The State Department today released its long-awaited environmental impact analysis of the Keystone XL pipeline. The analysis is key because President Obama announced last summer he would not approve the pipeline unless it was found to have no significant impact on climate change. And that’s what the analysis finds. It argues, as many other analysts have concluded, that if we block the pipeline, Canada will just ship the oil out by rail.
So, what public policy reason is there to block the pipeline? There really isn’t one. Indeed, the environmentalists’ obsession with Keystone began as a gigantic mistake.

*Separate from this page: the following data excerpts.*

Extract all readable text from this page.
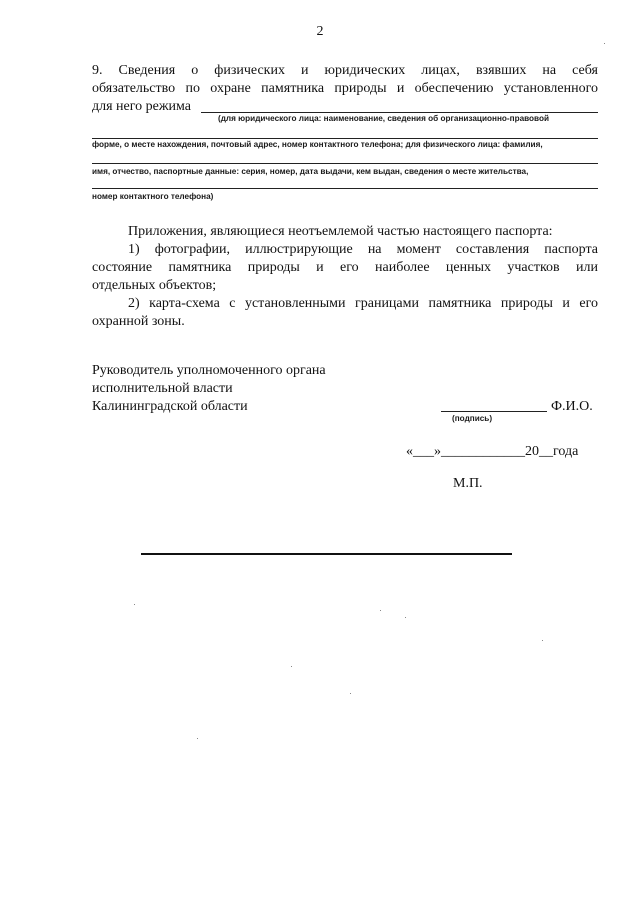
2
9. Сведения о физических и юридических лицах, взявших на себя
обязательство по охране памятника природы и обеспечению установленного
для него режима
(для юридического лица: наименование, сведения об организационно-правовой
форме, о месте нахождения, почтовый адрес, номер контактного телефона; для физического лица: фамилия,
имя, отчество, паспортные данные: серия, номер, дата выдачи, кем выдан, сведения о месте жительства,
номер контактного телефона)
Приложения, являющиеся неотъемлемой частью настоящего паспорта:
1) фотографии, иллюстрирующие на момент составления паспорта
состояние памятника природы и его наиболее ценных участков или
отдельных объектов;
2) карта-схема с установленными границами памятника природы и его
охранной зоны.
Руководитель уполномоченного органа
исполнительной власти
Калининградской области	Ф.И.О.
(подпись)
«___»____________20__года
М.П.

Two and a half years ago, the environmentalist James Hansen wrote a blog post alerting his readers to the pipeline, which he concluded would amount to “game over” for the climate, as it would lead to the burning of enough new oil to moot any effort to limit runaway greenhouse gases. His analysis was based on a simple back-of-the-envelope calculation that turned out to be wrong in several respects, the most important being the assumption that blocking the pipeline would keep the oil in the Canadian oil sands in the ground.
The anti-Keystone movement was an accident. I recently argued that it was a huge mistake. Numerous allies of the environmental movement replied that it did make sense, after all. (See Joe Romm, Matthew Yglesias, Charles Pierce, and Ryan Cooper. All of them insisted that Keystone is indeed a good issue for environmentalists to organize around because it’s easy for people to understand. As Yglesias put it, “You sometimes need to focus on slightly eccentric issues that happen to have good organizing attributes.”)
Cooper mockingly asks readers to envision a protest where organizers shout, “What do we want?” “More stringent carbon dioxide emission regulations on extant coal-fired power plants!” “When do we want it?’ “After the extraordinarily complicated rule-writing process over which the president has no direct control!” It certainly may be easier to get people excited about opposing a pipeline. It may also be hard to get people excited about favoring new regulations.
But if your goal is to limit greenhouse-gas emissions, you need to have a strategy designed to advance policies that limit greenhouse-gas emissions. Stopping Keystone doesn’t do that. EPA regulations would. Would blocking the Keystone pipeline make it easier for Obama to issue tough regulations on existing power plants, and to negotiate an international climate treaty in 2015 after such regulations bring us into compliance with our reduction targets?
I don’t see how. I think it would feed criticism by opponents that Obama is captive to environmentalists, even to the point of following their quixotic and marginal obsessions. Approving Keystone might give him more credibility to defend tough regulations. It’s not guaranteed, of course. But the intuitive idea is for a movement to organize around the issues that matter, not the issues that are easiest to explain. Building a movement by misleading people is a strange choice.